Big man in a small place

In most Southasian cultures, the act of renunciation marks an individual's transition from being ordinary to being inspirational. In times of political crisis, the individual who renounces power and wealth stands out as the other possible paradigm that exists for a moral and political community. Khodao Yanthan, the vice-president of the National Socialist Council of Nagalim (NSCN), who died on 1 March in his native village of Lakhuti in Nagaland, can lay claim to greatness. As the news of his death spread from the Naga hills to the world outside, one could almost see the scramble for details about his life among young reporters ordered to 'do a short piece' on the man.

They would be well advised to read a moving portrait that, coincidentally, appeared recently in Nagaland newspapers. The piece, written by the anthropologist and author Abraham Lotha, traces the contours of Yanthan's life, first as a young student with a babysitting job in Wokha; to a quartermaster in the Naga Labour Corps for the Allied Forces in the 1940s; to assisting the legendary Naga leader A Z Phizo in his 1950s plebiscite; to exile and hardship in London from 1960s to 1990s; and to his return to the Naga Hills following the April 2001 ceasefire between the Indian government and the NSCN. Lotha's article can also speak to a new generation of readers who are cynical about politics – about a time not so long ago, when people believed in a better world for their people and were willing to sacrifice all they had for it.

Beyond Lotha's piece, it seems odd that the Southasian media, especially in India, has largely not picked up on Khodao Yanthan's life and contribution. Perhaps this has to do with his reticence about political grandstanding, or the fact that the media has little time to dig out stories about big people who live in small places. Either way, Yanthan's renunciation of power, accrued from political compromises, is an apt reminder about the crossroads that his people and their neighbours find themselves at today. During the last years of his life, he is said to have lived with his cats and close kin, sometimes displaying ill-tempered disdain for nosy reporters and upstarts. Why would someone like him want to live out the last days of a full and eventful political life with just his cats? On second thought, why not?

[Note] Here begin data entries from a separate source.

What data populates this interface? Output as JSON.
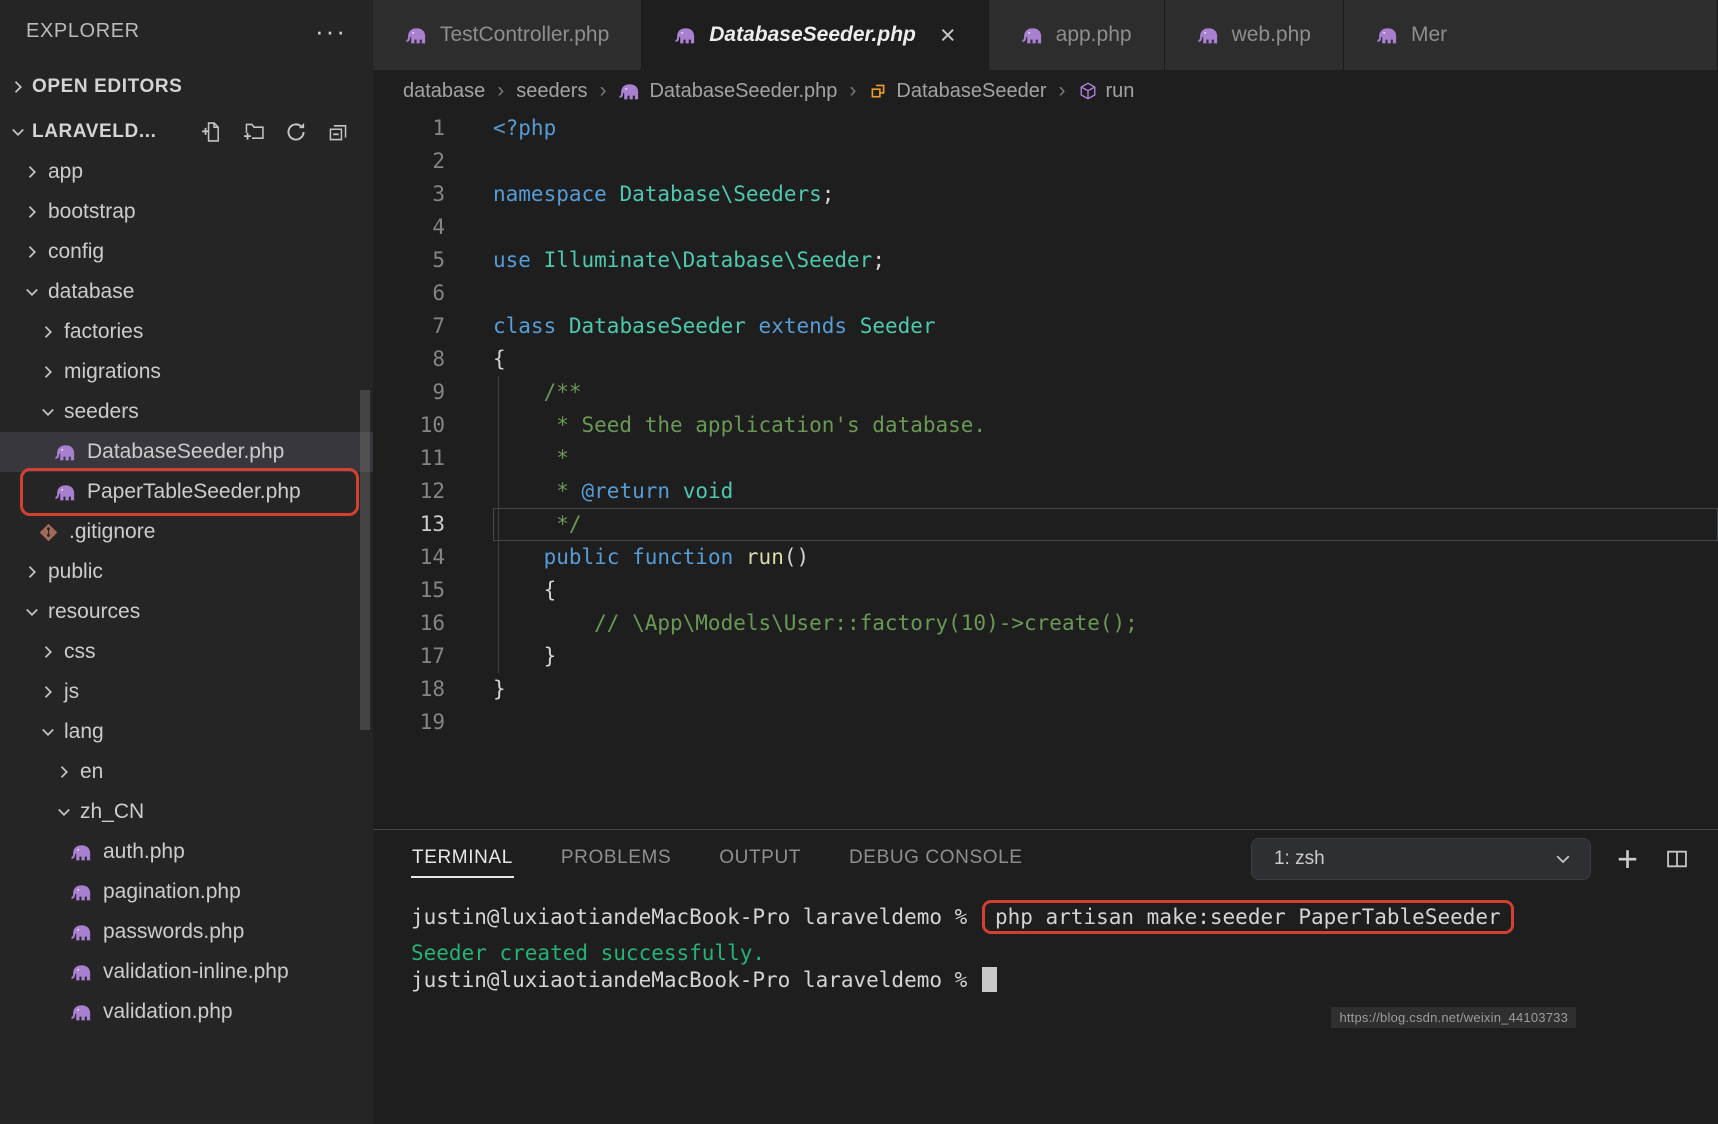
{
  "colors": {
    "annotation_red": "#d3402f",
    "php_icon_purple": "#A97FD0",
    "keyword_blue": "#569cd6",
    "type_teal": "#4ec9b0",
    "comment_green": "#6a9955",
    "function_yellow": "#dcdcaa",
    "terminal_success_green": "#26b277",
    "selection_bg": "#37373d"
  },
  "sidebar": {
    "title": "EXPLORER",
    "more_glyph": "···",
    "open_editors_label": "OPEN EDITORS",
    "workspace_label": "LARAVELD...",
    "workspace_actions": [
      {
        "icon": "new-file-icon"
      },
      {
        "icon": "new-folder-icon"
      },
      {
        "icon": "refresh-icon"
      },
      {
        "icon": "collapse-all-icon"
      }
    ],
    "tree": [
      {
        "label": "app",
        "kind": "folder",
        "expanded": false,
        "indent": 1
      },
      {
        "label": "bootstrap",
        "kind": "folder",
        "expanded": false,
        "indent": 1
      },
      {
        "label": "config",
        "kind": "folder",
        "expanded": false,
        "indent": 1
      },
      {
        "label": "database",
        "kind": "folder",
        "expanded": true,
        "indent": 1
      },
      {
        "label": "factories",
        "kind": "folder",
        "expanded": false,
        "indent": 2
      },
      {
        "label": "migrations",
        "kind": "folder",
        "expanded": false,
        "indent": 2
      },
      {
        "label": "seeders",
        "kind": "folder",
        "expanded": true,
        "indent": 2
      },
      {
        "label": "DatabaseSeeder.php",
        "kind": "php",
        "indent": 3,
        "selected": true
      },
      {
        "label": "PaperTableSeeder.php",
        "kind": "php",
        "indent": 3,
        "annotated": true
      },
      {
        "label": ".gitignore",
        "kind": "git",
        "indent": 2
      },
      {
        "label": "public",
        "kind": "folder",
        "expanded": false,
        "indent": 1
      },
      {
        "label": "resources",
        "kind": "folder",
        "expanded": true,
        "indent": 1
      },
      {
        "label": "css",
        "kind": "folder",
        "expanded": false,
        "indent": 2
      },
      {
        "label": "js",
        "kind": "folder",
        "expanded": false,
        "indent": 2
      },
      {
        "label": "lang",
        "kind": "folder",
        "expanded": true,
        "indent": 2
      },
      {
        "label": "en",
        "kind": "folder",
        "expanded": false,
        "indent": 3
      },
      {
        "label": "zh_CN",
        "kind": "folder",
        "expanded": true,
        "indent": 3
      },
      {
        "label": "auth.php",
        "kind": "php",
        "indent": 4
      },
      {
        "label": "pagination.php",
        "kind": "php",
        "indent": 4
      },
      {
        "label": "passwords.php",
        "kind": "php",
        "indent": 4
      },
      {
        "label": "validation-inline.php",
        "kind": "php",
        "indent": 4
      },
      {
        "label": "validation.php",
        "kind": "php",
        "indent": 4
      }
    ]
  },
  "tabs": [
    {
      "label": "TestController.php",
      "active": false
    },
    {
      "label": "DatabaseSeeder.php",
      "active": true
    },
    {
      "label": "app.php",
      "active": false
    },
    {
      "label": "web.php",
      "active": false
    },
    {
      "label": "Mer",
      "active": false
    }
  ],
  "breadcrumb": [
    {
      "label": "database"
    },
    {
      "label": "seeders"
    },
    {
      "label": "DatabaseSeeder.php",
      "icon": "php-file-icon"
    },
    {
      "label": "DatabaseSeeder",
      "icon": "class-icon"
    },
    {
      "label": "run",
      "icon": "method-icon"
    }
  ],
  "editor": {
    "lines": [
      {
        "n": 1,
        "tokens": [
          {
            "c": "kw",
            "t": "<?php"
          }
        ]
      },
      {
        "n": 2,
        "tokens": []
      },
      {
        "n": 3,
        "tokens": [
          {
            "c": "kw",
            "t": "namespace"
          },
          {
            "c": "pl",
            "t": " "
          },
          {
            "c": "type",
            "t": "Database\\Seeders"
          },
          {
            "c": "pl",
            "t": ";"
          }
        ]
      },
      {
        "n": 4,
        "tokens": []
      },
      {
        "n": 5,
        "tokens": [
          {
            "c": "kw",
            "t": "use"
          },
          {
            "c": "pl",
            "t": " "
          },
          {
            "c": "type",
            "t": "Illuminate\\Database\\Seeder"
          },
          {
            "c": "pl",
            "t": ";"
          }
        ]
      },
      {
        "n": 6,
        "tokens": []
      },
      {
        "n": 7,
        "tokens": [
          {
            "c": "kw",
            "t": "class"
          },
          {
            "c": "pl",
            "t": " "
          },
          {
            "c": "type",
            "t": "DatabaseSeeder"
          },
          {
            "c": "pl",
            "t": " "
          },
          {
            "c": "kw",
            "t": "extends"
          },
          {
            "c": "pl",
            "t": " "
          },
          {
            "c": "type",
            "t": "Seeder"
          }
        ]
      },
      {
        "n": 8,
        "tokens": [
          {
            "c": "pl",
            "t": "{"
          }
        ]
      },
      {
        "n": 9,
        "tokens": [
          {
            "c": "cm",
            "t": "    /**"
          }
        ]
      },
      {
        "n": 10,
        "tokens": [
          {
            "c": "cm",
            "t": "     * Seed the application's database."
          }
        ]
      },
      {
        "n": 11,
        "tokens": [
          {
            "c": "cm",
            "t": "     *"
          }
        ]
      },
      {
        "n": 12,
        "tokens": [
          {
            "c": "cm",
            "t": "     * "
          },
          {
            "c": "kw",
            "t": "@return"
          },
          {
            "c": "cm",
            "t": " "
          },
          {
            "c": "type",
            "t": "void"
          }
        ]
      },
      {
        "n": 13,
        "current": true,
        "tokens": [
          {
            "c": "cm",
            "t": "     */"
          }
        ]
      },
      {
        "n": 14,
        "tokens": [
          {
            "c": "pl",
            "t": "    "
          },
          {
            "c": "kw",
            "t": "public"
          },
          {
            "c": "pl",
            "t": " "
          },
          {
            "c": "kw",
            "t": "function"
          },
          {
            "c": "pl",
            "t": " "
          },
          {
            "c": "fn",
            "t": "run"
          },
          {
            "c": "pl",
            "t": "()"
          }
        ]
      },
      {
        "n": 15,
        "tokens": [
          {
            "c": "pl",
            "t": "    {"
          }
        ]
      },
      {
        "n": 16,
        "tokens": [
          {
            "c": "cm",
            "t": "        // \\App\\Models\\User::factory(10)->create();"
          }
        ]
      },
      {
        "n": 17,
        "tokens": [
          {
            "c": "pl",
            "t": "    }"
          }
        ]
      },
      {
        "n": 18,
        "tokens": [
          {
            "c": "pl",
            "t": "}"
          }
        ]
      },
      {
        "n": 19,
        "tokens": []
      }
    ]
  },
  "terminal": {
    "tabs": [
      {
        "label": "TERMINAL",
        "active": true
      },
      {
        "label": "PROBLEMS",
        "active": false
      },
      {
        "label": "OUTPUT",
        "active": false
      },
      {
        "label": "DEBUG CONSOLE",
        "active": false
      }
    ],
    "shell_select": "1: zsh",
    "new_terminal_glyph": "+",
    "lines": [
      {
        "tokens": [
          {
            "c": "pl",
            "t": "justin@luxiaotiandeMacBook-Pro laraveldemo % "
          },
          {
            "c": "pl",
            "t": "php artisan make:seeder PaperTableSeeder",
            "box": true
          }
        ]
      },
      {
        "tokens": [
          {
            "c": "tgreen",
            "t": "Seeder created successfully."
          }
        ]
      },
      {
        "tokens": [
          {
            "c": "pl",
            "t": "justin@luxiaotiandeMacBook-Pro laraveldemo % "
          },
          {
            "c": "cursor",
            "t": ""
          }
        ]
      }
    ]
  },
  "watermark": "https://blog.csdn.net/weixin_44103733"
}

The people who live in the hills that Yanthan loved so dearly, along with their friends in the valleys below, are today faced with stark, unenviable choices. More than five decades of militarisation have left a brutal mark on the people and landscape of Northeast India. Every community looks across its shoulder surreptitiously to see whether the other is conspiring to steal away its share of wealth. This seems almost farcical in a land whose wealth-producing capacities have been bartered out to the highest bidder. Yet the machines of progress and development roll on without any hindrance. They roll over green paddy fields and cut through verdant hills, bringing in their wake a litany of woes – bickering villages, petulant politicians, heartbroken idealists and resentful citizens. But all this is merely a murmur of what has happened in the last 60 years, where dreams of poetic justice have been subsumed by the crassness of political reality. This story will resonate with Nagas, Assamese, Manipuris and every community that lives in the valley and hills enclosed within the political map of the Northeast: resentment, rebellion, capitulation and compromise, all four aligned in a vicious cycle. Khodao Yanthan wanted to break this cycle, and lay the stones for a more just future based on dialogue among equals.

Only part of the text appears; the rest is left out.